The Annual Discovery Day is a special day spent at the Nerstrand Big Woods State Park http://www.dnr.state.mn.us/state_parks/nerstrand_big_woods/index.html concentrating on an environmental theme. This year's theme is Migration.
"Many of the birds have already left. Our barn swallows, tree swallows and bank swallows left a few weeks ago. They feed on flying insects which are no longer moving about. Most swallows spend their winter in Central America.
On the prairie most of the meadowlarks & bobolinks have left. They are probably as far south as Nebraska & Iowa.When the really cold weather comes they will move south another 400 miles. When the Indians were the only people living on the prairie the buffalo migrated in great numbers. It was necesasary for them to harvest and dry enough meat for the winter.
Other animals do not migrate as far. The big snapping turtles will be gathering at the Cannon River in large groups where they will bury themselves deep in soft mud to live out the winter. Snapping turtles travel up small creeks and across land to find quiet ponds where they spend the summer.
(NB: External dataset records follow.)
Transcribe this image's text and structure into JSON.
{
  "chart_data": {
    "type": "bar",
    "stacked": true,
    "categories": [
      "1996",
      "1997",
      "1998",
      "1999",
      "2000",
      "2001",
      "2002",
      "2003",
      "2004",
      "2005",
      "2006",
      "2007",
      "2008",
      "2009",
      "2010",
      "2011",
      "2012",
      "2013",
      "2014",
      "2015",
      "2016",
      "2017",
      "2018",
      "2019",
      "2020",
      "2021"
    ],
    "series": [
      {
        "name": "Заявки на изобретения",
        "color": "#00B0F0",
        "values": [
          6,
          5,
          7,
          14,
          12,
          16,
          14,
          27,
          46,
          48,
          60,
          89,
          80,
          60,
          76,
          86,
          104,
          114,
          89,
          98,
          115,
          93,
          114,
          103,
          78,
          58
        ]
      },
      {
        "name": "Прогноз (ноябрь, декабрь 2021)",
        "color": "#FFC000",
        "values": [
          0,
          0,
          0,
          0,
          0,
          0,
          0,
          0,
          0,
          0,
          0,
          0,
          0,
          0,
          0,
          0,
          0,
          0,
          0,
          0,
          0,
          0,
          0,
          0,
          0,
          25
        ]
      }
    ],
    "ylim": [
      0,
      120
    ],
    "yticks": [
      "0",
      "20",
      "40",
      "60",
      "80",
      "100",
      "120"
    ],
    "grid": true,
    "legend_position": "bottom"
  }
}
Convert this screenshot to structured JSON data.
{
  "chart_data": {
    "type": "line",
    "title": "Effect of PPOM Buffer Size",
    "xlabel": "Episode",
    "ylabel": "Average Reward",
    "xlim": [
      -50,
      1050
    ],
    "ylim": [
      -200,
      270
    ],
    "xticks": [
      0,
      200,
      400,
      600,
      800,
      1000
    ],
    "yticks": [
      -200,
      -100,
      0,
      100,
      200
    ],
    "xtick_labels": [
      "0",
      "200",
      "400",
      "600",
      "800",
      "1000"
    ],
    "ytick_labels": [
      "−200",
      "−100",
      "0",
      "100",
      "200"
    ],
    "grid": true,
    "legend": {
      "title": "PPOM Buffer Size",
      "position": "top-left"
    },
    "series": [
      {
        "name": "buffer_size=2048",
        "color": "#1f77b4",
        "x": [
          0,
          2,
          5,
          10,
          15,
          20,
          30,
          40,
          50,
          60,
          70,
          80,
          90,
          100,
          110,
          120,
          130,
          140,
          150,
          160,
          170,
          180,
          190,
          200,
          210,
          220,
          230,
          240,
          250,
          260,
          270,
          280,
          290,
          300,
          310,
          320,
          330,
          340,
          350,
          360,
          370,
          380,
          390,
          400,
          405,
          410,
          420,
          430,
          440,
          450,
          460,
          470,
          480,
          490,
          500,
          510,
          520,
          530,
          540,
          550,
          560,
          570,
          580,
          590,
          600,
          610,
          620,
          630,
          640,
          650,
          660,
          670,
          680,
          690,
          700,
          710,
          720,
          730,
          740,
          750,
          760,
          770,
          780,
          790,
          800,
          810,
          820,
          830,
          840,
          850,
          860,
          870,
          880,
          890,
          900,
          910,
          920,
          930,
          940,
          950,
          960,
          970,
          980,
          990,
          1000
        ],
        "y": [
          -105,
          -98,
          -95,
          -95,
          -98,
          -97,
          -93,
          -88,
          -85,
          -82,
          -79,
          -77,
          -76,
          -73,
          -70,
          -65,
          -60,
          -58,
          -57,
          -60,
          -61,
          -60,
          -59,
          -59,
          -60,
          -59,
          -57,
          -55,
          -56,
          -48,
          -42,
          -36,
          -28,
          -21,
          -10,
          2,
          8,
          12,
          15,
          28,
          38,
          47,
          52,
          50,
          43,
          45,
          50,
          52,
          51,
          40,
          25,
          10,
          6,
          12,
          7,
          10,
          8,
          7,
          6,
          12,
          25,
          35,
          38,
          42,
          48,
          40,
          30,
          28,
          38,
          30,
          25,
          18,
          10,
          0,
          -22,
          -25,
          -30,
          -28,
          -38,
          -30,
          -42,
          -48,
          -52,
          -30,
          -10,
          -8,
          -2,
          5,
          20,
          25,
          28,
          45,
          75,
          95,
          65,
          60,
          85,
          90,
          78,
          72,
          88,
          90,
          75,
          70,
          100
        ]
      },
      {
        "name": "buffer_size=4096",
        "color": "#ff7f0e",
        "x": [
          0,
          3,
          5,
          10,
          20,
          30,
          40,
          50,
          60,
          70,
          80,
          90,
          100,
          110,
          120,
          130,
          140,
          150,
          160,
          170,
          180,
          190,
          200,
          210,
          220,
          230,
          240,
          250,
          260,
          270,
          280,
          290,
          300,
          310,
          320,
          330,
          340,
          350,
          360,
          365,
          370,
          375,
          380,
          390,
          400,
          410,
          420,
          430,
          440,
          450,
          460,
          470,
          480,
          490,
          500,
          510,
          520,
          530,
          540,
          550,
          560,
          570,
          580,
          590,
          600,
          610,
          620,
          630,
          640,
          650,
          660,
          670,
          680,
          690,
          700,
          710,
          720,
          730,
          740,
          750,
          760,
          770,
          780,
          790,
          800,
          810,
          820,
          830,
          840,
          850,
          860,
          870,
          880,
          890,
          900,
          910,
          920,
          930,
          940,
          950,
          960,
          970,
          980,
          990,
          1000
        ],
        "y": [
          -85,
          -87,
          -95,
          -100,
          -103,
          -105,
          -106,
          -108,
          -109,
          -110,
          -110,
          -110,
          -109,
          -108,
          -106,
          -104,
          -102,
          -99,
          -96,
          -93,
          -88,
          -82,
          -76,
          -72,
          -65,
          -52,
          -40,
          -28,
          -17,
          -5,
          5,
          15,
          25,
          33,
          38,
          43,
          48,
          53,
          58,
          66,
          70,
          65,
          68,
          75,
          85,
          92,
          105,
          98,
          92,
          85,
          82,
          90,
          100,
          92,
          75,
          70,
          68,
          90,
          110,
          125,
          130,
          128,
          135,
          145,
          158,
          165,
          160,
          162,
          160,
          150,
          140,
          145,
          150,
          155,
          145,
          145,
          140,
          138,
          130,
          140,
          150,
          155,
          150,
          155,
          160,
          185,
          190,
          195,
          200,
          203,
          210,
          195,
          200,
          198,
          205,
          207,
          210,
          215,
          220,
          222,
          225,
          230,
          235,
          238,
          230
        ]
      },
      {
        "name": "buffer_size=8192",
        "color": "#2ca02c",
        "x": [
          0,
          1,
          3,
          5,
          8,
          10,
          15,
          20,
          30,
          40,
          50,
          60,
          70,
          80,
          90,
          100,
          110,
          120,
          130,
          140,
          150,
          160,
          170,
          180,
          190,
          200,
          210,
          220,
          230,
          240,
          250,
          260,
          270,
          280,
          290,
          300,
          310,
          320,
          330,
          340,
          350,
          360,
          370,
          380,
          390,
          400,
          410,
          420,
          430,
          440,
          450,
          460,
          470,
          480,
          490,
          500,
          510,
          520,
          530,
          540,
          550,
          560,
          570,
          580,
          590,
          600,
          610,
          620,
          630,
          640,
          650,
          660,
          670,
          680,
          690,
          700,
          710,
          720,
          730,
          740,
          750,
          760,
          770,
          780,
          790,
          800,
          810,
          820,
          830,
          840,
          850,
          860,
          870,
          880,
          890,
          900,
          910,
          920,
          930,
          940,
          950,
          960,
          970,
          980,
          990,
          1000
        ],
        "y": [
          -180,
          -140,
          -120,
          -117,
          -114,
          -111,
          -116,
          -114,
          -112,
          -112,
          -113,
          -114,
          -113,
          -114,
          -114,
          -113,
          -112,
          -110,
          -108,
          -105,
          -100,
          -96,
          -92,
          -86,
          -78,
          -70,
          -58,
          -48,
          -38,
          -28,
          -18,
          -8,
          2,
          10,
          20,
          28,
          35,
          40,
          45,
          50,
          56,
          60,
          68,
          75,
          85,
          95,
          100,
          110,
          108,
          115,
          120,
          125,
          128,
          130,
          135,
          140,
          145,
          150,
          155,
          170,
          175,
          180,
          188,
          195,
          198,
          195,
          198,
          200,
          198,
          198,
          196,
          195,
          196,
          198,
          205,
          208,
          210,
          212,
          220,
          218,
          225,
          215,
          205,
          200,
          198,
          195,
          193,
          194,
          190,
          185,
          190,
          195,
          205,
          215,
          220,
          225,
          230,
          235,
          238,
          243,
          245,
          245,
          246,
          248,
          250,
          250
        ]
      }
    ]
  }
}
Soon the autum skies will be filled with long Vs of migrating ducks, geese, loons and swans who will be traveling south to warmer waters. Many will spend the winter along the Gulf of Mexico. "Kettles" of hawks and sometimes eagles are seen each fall drifting overhead circling on rising air currents which lift them higher and higher til they drift off farther south and catch the next one.
My favorite story of migration is in the life of the Monarch Butterflies. It takes 7 generations of monarchs to travel from Minnesota to Mexico and back to Minnesota next spring. Most of them left 2 weeks ago, and are now as far south as northern Texas. Some of them will lay eggs their and die. The new butterflies will then go on to Mexico.
Migration is a facinating story filled with many mysteries. How do they know when and where to go? Will they find food along the way? Will it be the stars, the magnetic poles, or, is it going to be one smart butterfly that will show them the way?"
Good Luck Travelers,
~Larry Richie, Volunteer Naturalist
About the park--When the first settlers arrived in 1854, they discovered an island of woods in the vast oak savanna prairie which now makes up Nerstrand Big Woods State Park. Sugar maple, basswood, oak, hickory, aspen, elm, ash, and ironwood trees shade the land. Over 200 varieties of wildflowers, along with countless varieties of ferns and mushrooms grew in the Big Woods.